The new grant of intent from the council is a positive sign for the College, which had previously faced opposition to the accommodation project.
The approval, reported by The Irish Times, comes after the project was rejected in July by An Bord Pleanála following opposition from An Taisce, after a complaints that the proposed building would compromise the aesthetic of Pearse St.
Following this rejection, the College resubmitted plans for the project in October, removing a floor from the plans, reducing the building from seven storeys to six, and bringing the number of spaces for accommodation down by 28 beds.
Speaking to The University Times last week ahead of the decision, Provost Patrick Prendergast said he had a “vision” for a “residential” university.
He said he hoped that the new development would “revitalise” the Pearse Street side of campus and create “greater capacity” for students.

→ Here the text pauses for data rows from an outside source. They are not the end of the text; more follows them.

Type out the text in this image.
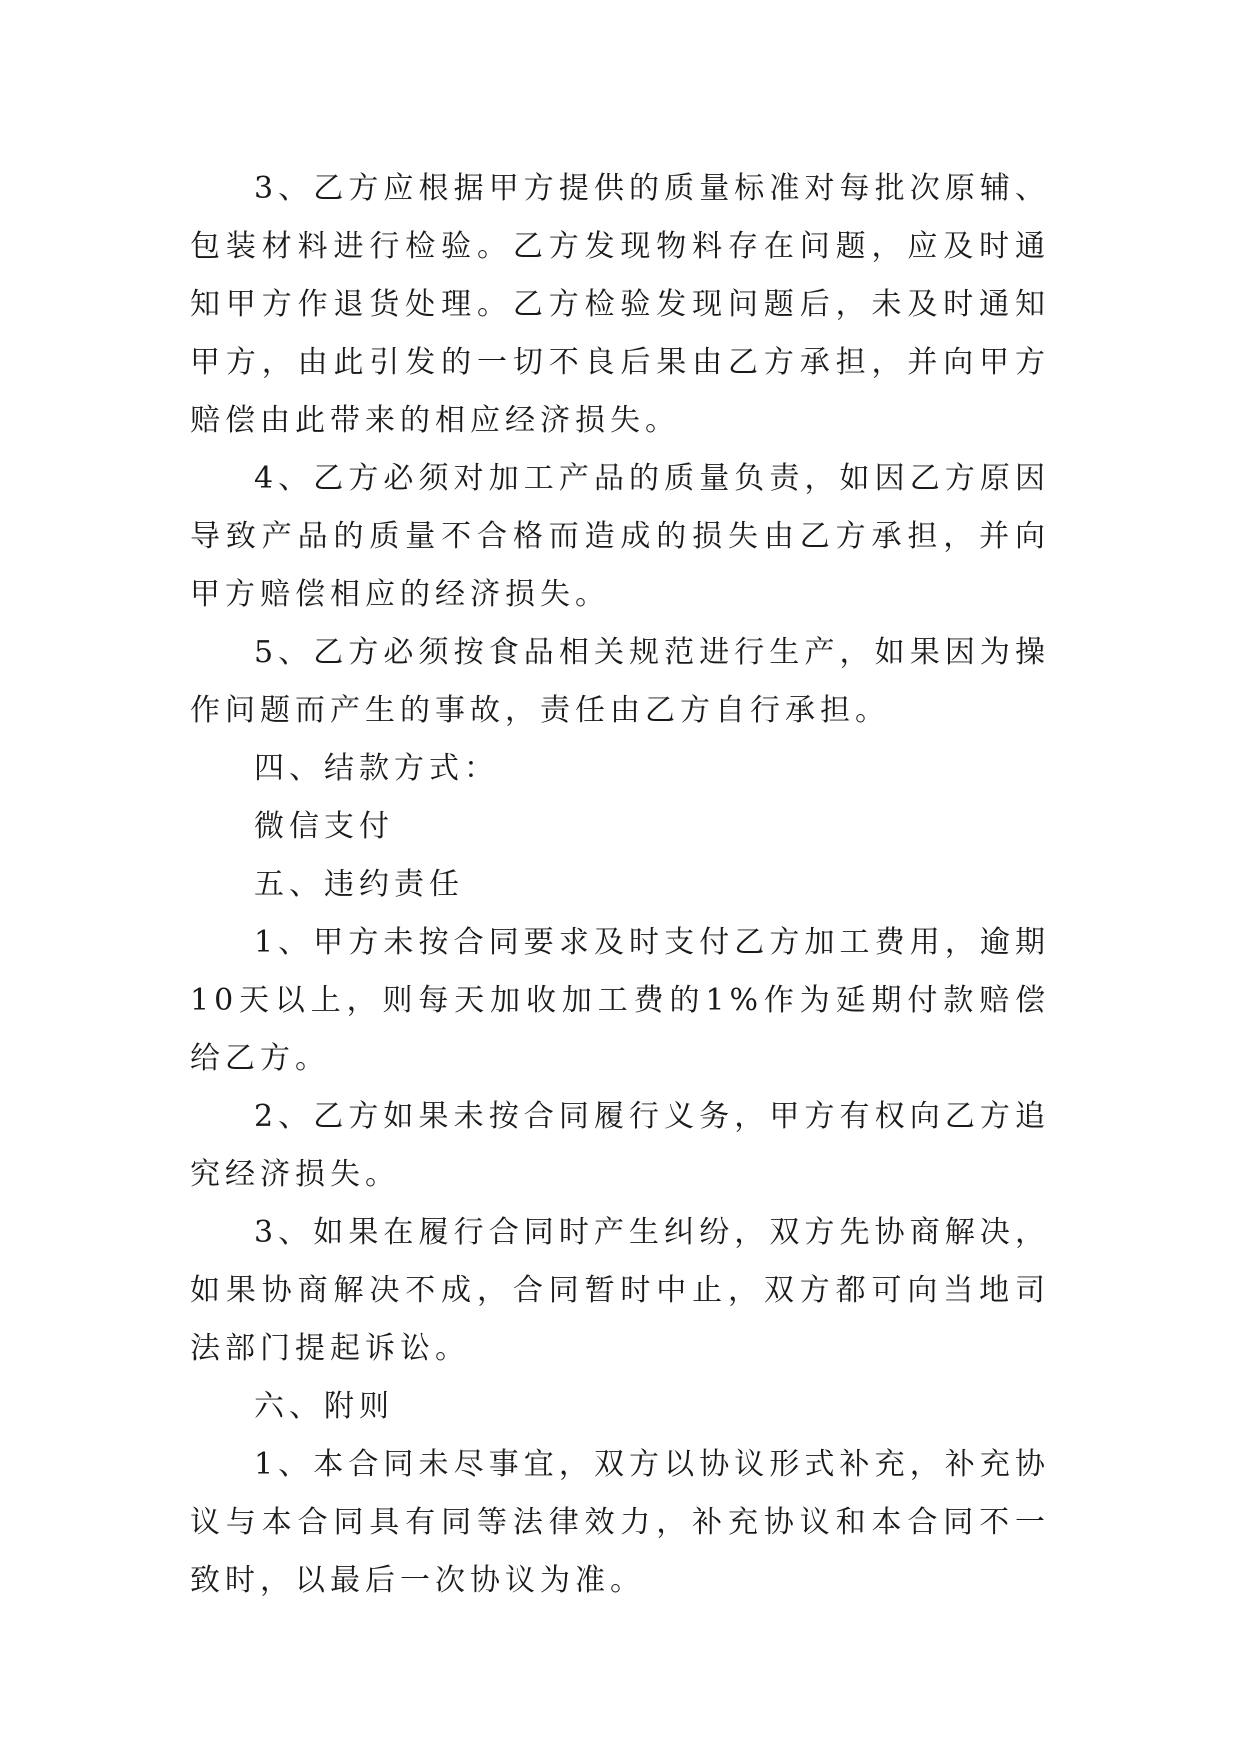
3、乙方应根据甲方提供的质量标准对每批次原辅、包装材料进行检验。乙方发现物料存在问题，应及时通知甲方作退货处理。乙方检验发现问题后，未及时通知甲方，由此引发的一切不良后果由乙方承担，并向甲方赔偿由此带来的相应经济损失。

4、乙方必须对加工产品的质量负责，如因乙方原因导致产品的质量不合格而造成的损失由乙方承担，并向甲方赔偿相应的经济损失。

5、乙方必须按食品相关规范进行生产，如果因为操作问题而产生的事故，责任由乙方自行承担。

四、结款方式：

微信支付

五、违约责任

1、甲方未按合同要求及时支付乙方加工费用，逾期10天以上，则每天加收加工费的1%作为延期付款赔偿给乙方。

2、乙方如果未按合同履行义务，甲方有权向乙方追究经济损失。

3、如果在履行合同时产生纠纷，双方先协商解决，如果协商解决不成，合同暂时中止，双方都可向当地司法部门提起诉讼。

六、附则

1、本合同未尽事宜，双方以协议形式补充，补充协议与本合同具有同等法律效力，补充协议和本合同不一致时，以最后一次协议为准。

Speaking to The University Times in October, Dean of Students, Prof Kevin O’Kelly stated that the College “did an awful lot of work looking at trying to ensure that it is approved”, meeting with Dublin City Council “several times” as well as An Taisce’s Conservation Officer and two individuals who made observations to An Bord Pleanála.
It is hoped, following the approval by Dublin City Council, that work may begin by February, with an earliest possible completion date set for April 2019, nearly a year after originally planned.
On November 24th, the European Investment Bank (EIB) announced that it was loaning Trinity €70 million to help fund Oisín House, and two other large capital projects being undertaken by Trinity – the new Trinity Business School, and a population health research centre in Tallaght.
The accommodation complex on Pearse St will include numerous facilities for a new health and disability centre, spanning over two floors. Other facilities outlined in the planning proposal include, sports facilities in the two basement floors, and two retail units on the ground floor.
One hundred and twenty five bike parking spaces will be installed and three disabled parking spaces to the south of Printing House have also been outlined in the plans. In addition, the will plans see the installation of a number of common rooms, and other ancillary student support facilities.
According to the plans submitted to Dublin City Council, the development period will see the temporary removal of Pearse St gate and pillars beside Oisín House, and the demolition of the Printing House extension to make room for the new building. Printing House will see a complete restoration and redecoration, repairing masonry work and an excavation of the original basement.
According to the Irish Times, Trinity is to pay €330,585 to the Council in development contributions attached to the scheme.